Linked List: August 23, 2013

‘LOVEINT’ 

The biggest problem with the NSA scandal is the lack of accountability.

Why Steve Ballmer Should Have Been Shitcanned No Later Than 2009 

Another one on Ballmer from the archive:

The damning thing isn’t that Apple got there first; it’s that even after Apple revealed it, that Ballmer didn’t get it, that he didn’t see instantly that Apple had unveiled something amazing and transformative. All Ballmer could see was the near future, the next few months where the iPhone was indeed too expensive and where typing on a touchscreen was a novelty.

From the DF Archive: Memoranda 

2008 piece comparing and contrasting two company-wide memos, one from Steve Jobs, one from Steve Ballmer:

Apple employees may not always — or even often — agree with Jobs, but they do believe him. Apple tends to do and achieve exactly what Jobs says they will. (His declaration in January 2007 that Apple would be selling 10 million iPhone per year by 2008, for example.)

Ballmer’s promises, in contrast, defy belief, at least regarding where Microsoft stands against Apple in terms of “end-to-end experience” and against Google in terms of search and online advertising. He’s either ignorant or lying — neither of which is inspiring to the rank-and-file engineers.

Microsoft Forces Steve Ballmer to Resign 

Officially he’s “retiring within the next 12 months”, but that’s just framing to allow Ballmer and Microsoft itself to save some face. This is the axe, and it was long overdue. Ballmer has been a successful steward growing profits from the franchises he inherited from the Gates era — Windows and Office. But he’s been an abject failure at developing anything new. Under his watch Windows has been supplanted by Apple’s iOS and Google’s Android. Mobile is the industry’s growth area, and Microsoft is barely a player.

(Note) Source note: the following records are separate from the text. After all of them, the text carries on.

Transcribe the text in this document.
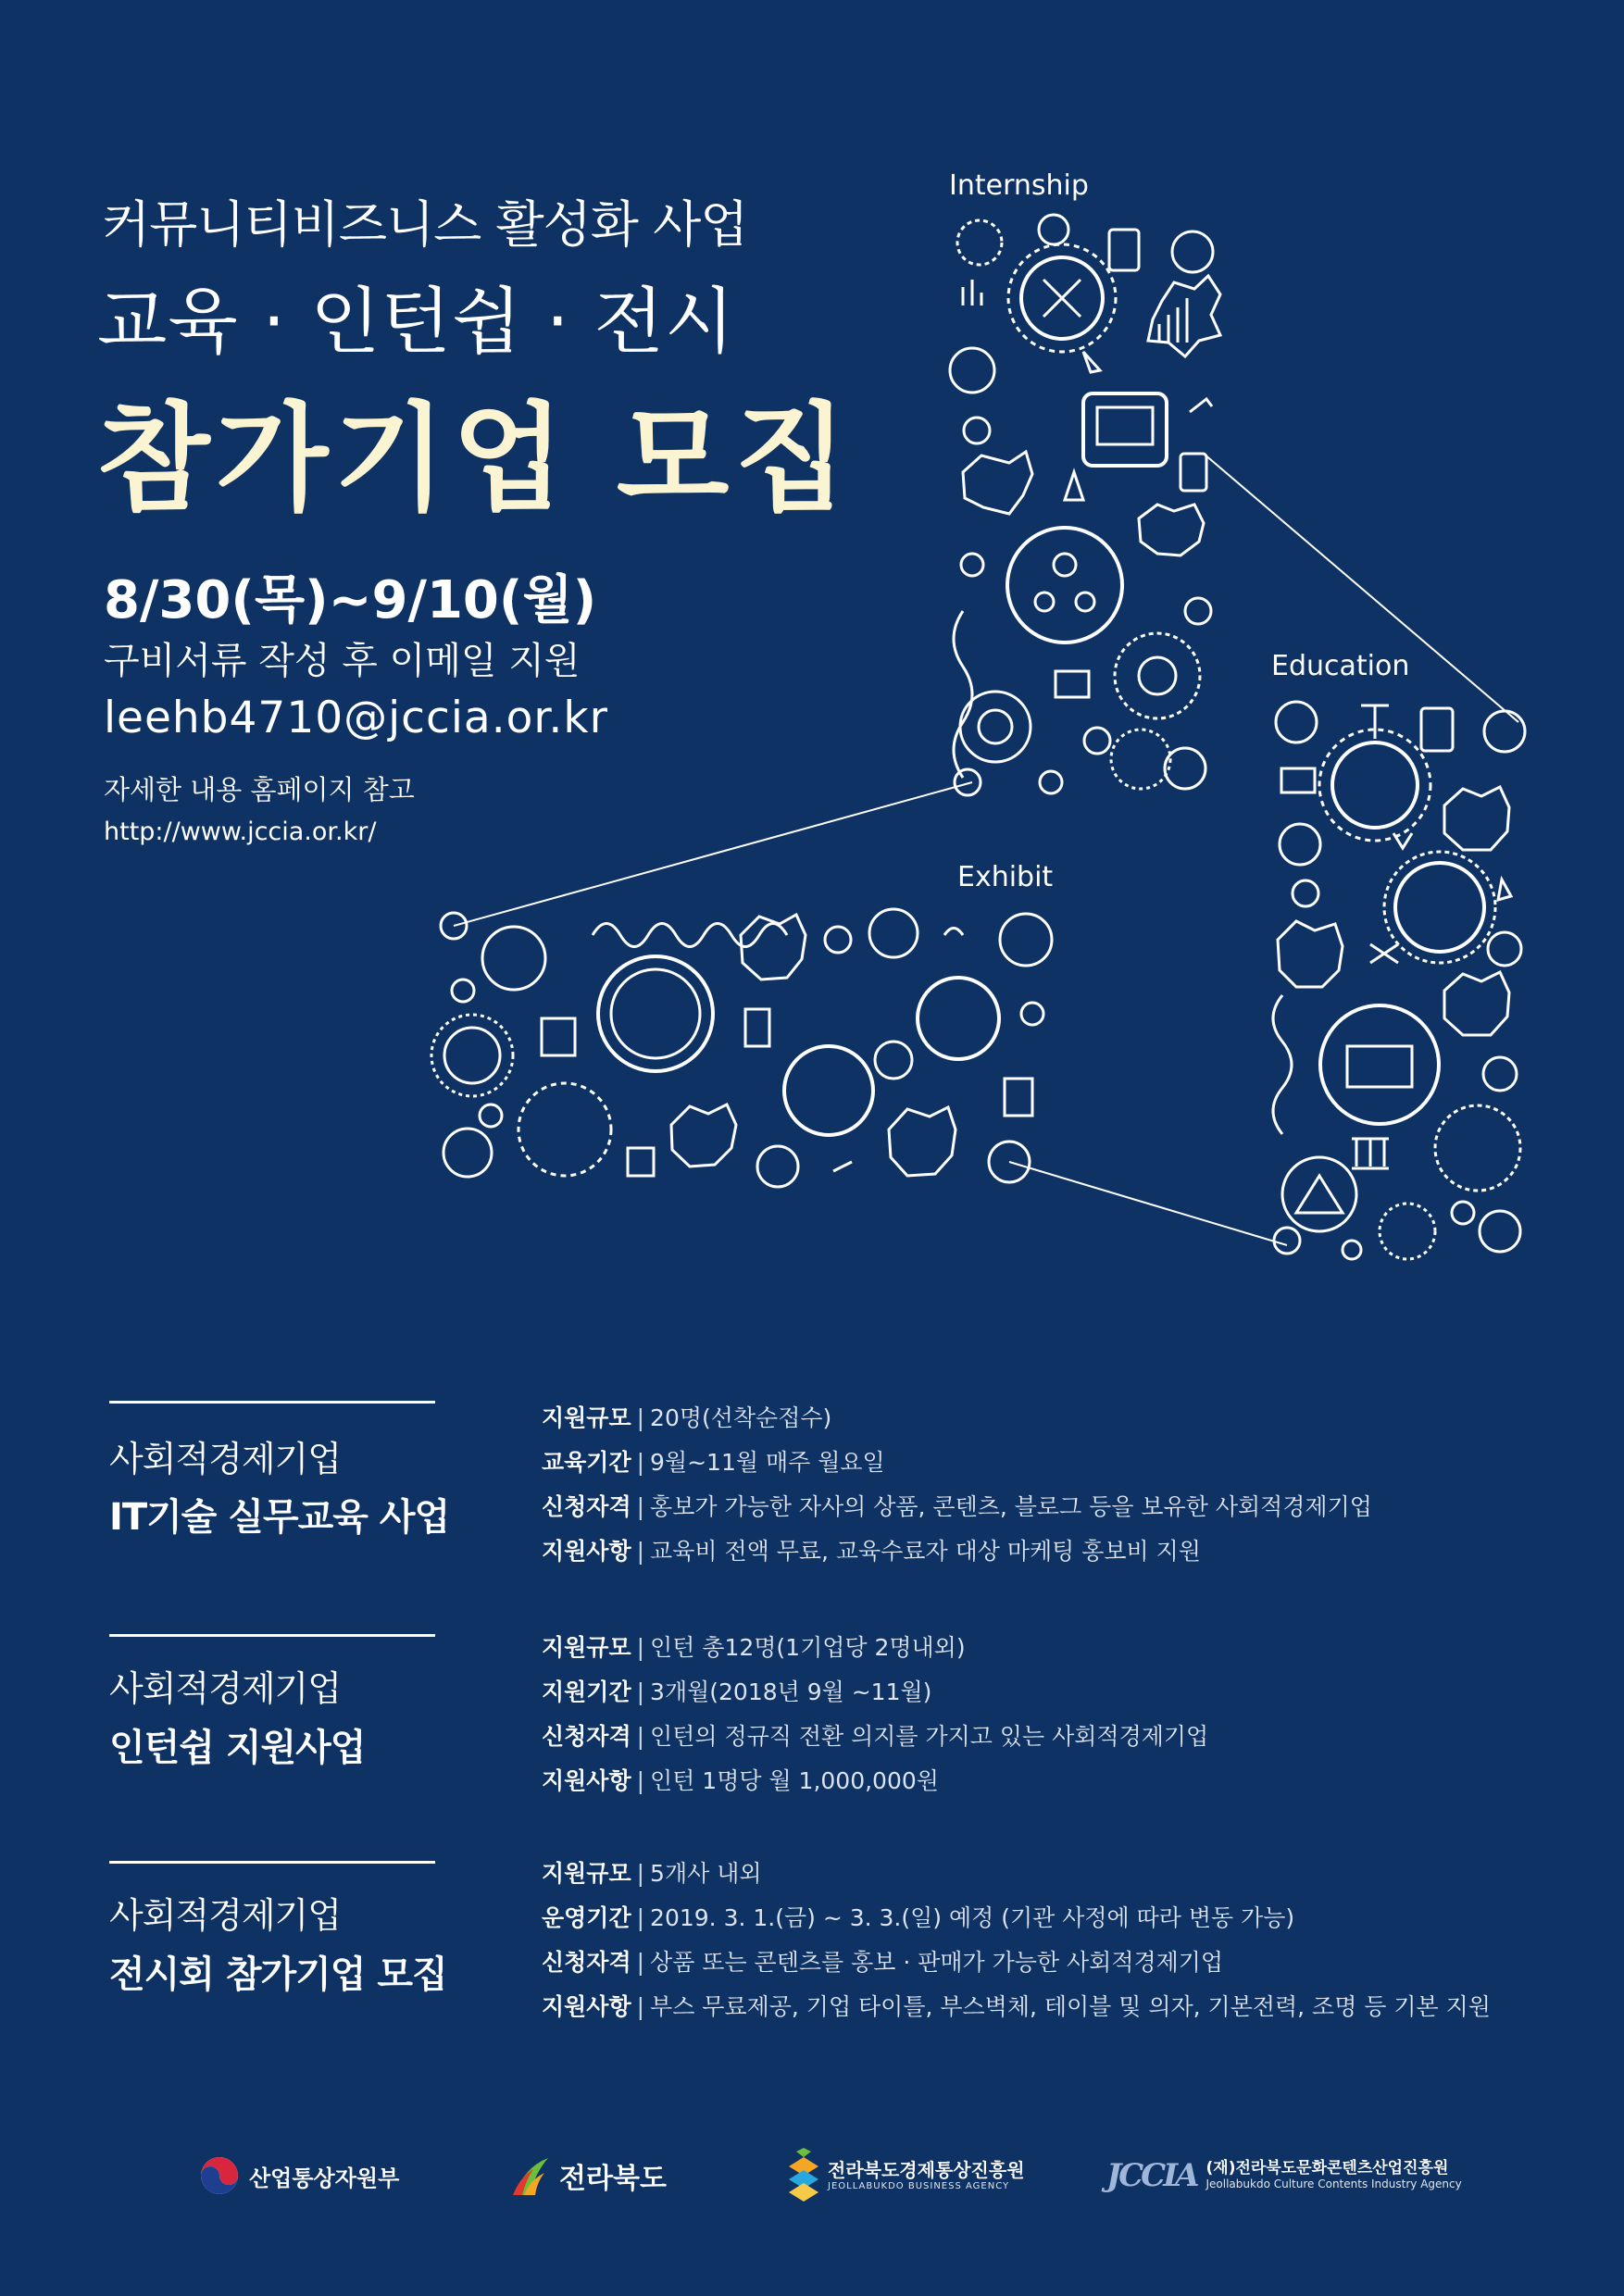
커뮤니티비즈니스 활성화 사업
교육 · 인턴쉽 · 전시
참가기업 모집
8/30(목)~9/10(월)
구비서류 작성 후 이메일 지원
leehb4710@jccia.or.kr
자세한 내용 홈페이지 참고
http://www.jccia.or.kr/
Internship
Education
Exhibit
사회적경제기업
IT기술 실무교육 사업
지원규모 | 20명(선착순접수)
교육기간 | 9월~11월 매주 월요일
신청자격 | 홍보가 가능한 자사의 상품, 콘텐츠, 블로그 등을 보유한 사회적경제기업
지원사항 | 교육비 전액 무료, 교육수료자 대상 마케팅 홍보비 지원
사회적경제기업
인턴쉽 지원사업
지원규모 | 인턴 총12명(1기업당 2명내외)
지원기간 | 3개월(2018년 9월 ~11월)
신청자격 | 인턴의 정규직 전환 의지를 가지고 있는 사회적경제기업
지원사항 | 인턴 1명당 월 1,000,000원
사회적경제기업
전시회 참가기업 모집
지원규모 | 5개사 내외
운영기간 | 2019. 3. 1.(금) ~ 3. 3.(일) 예정 (기관 사정에 따라 변동 가능)
신청자격 | 상품 또는 콘텐츠를 홍보 · 판매가 가능한 사회적경제기업
지원사항 | 부스 무료제공, 기업 타이틀, 부스벽체, 테이블 및 의자, 기본전력, 조명 등 기본 지원
산업통상자원부	전라북도	전라북도경제통상진흥원
JEOLLABUKDO BUSINESS AGENCY	JCCIA (재)전라북도문화콘텐츠산업진흥원
Jeollabukdo Culture Contents Industry Agency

Here’s the hitch though: Ballmer has chased all potential successors out of the company — Ray Ozzie, Robbie Bach, J Allard, and most recently, Steven Sinofsky.

Google Designing Its Own Self-Driving Car 

Amir Efrati:

Google Inc., which has been working on software to help major automakers build self-driving cars, also is quietly going around them by designing and developing a full-fledged self-driving car, according to people familiar with the matter.

They’ve got to be eyeing Tesla, right?